The first secret and second secret are in relation to spiritual life style. If you detest being spiritual, you don't have to read first and second secrets.

 

he first secret is to do the will of God. If we do the will of God, we will receive eternal life. Mathew 7:21 says, Not all who call Lord, Lord shall enter the kingdom of heaven but he that doeth the will of My Father which is in heaven. So we must do the will of God. We can do His will by keeping His 10 commandments. In John 14:15, Lord Jesus says, If you love Me, keep My commandments. We are to keep His commandments for they can prolong life. The fifth commandment in Exodus 20:15 states, Honor thy father and thy mother that thy days may be long upon the land which God giveth thee. Hence, we are to honor our parents and obey God. Acts 5:29 states, We ought to obey God rather than man.  

 

The second secret is to read the Holy Bible and pray to Lord Jesus.
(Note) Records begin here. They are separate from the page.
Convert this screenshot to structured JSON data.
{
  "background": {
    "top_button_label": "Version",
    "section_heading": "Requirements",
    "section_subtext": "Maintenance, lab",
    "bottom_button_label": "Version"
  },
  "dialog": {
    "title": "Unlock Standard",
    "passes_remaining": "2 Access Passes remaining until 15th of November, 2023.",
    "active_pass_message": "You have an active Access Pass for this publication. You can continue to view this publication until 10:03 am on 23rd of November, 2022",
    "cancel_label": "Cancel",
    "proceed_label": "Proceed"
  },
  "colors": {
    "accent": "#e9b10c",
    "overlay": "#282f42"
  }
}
When you read & follow the Bible and pray you will get happiness in life because reading the Bible is spiritual food. Therefore, read the Bible and pray. When you read the Bible, you can find golden instructions and advice of diamond. Matthew 6:33 states, Seek ye first the Kingdom of God and His righteousness, and all these things shall be added unto you. All these things may mean happiness, financial support, peace of mind and long life. Research studies have shown persons with sound faith and patients with belief in God survive longer than those who have no faith whatsoever.

 

 

The third secret of longevity is eating a balanced diet. When you eat balanced diet, youll maintain good body weight and not suffer from obesity or under weight. Eat diet with contains high fiber, rich supply of nutritional antioxidants and low fat. This helps to prevent a lot of diseases.

 

The fourth secret is to drink lots of water.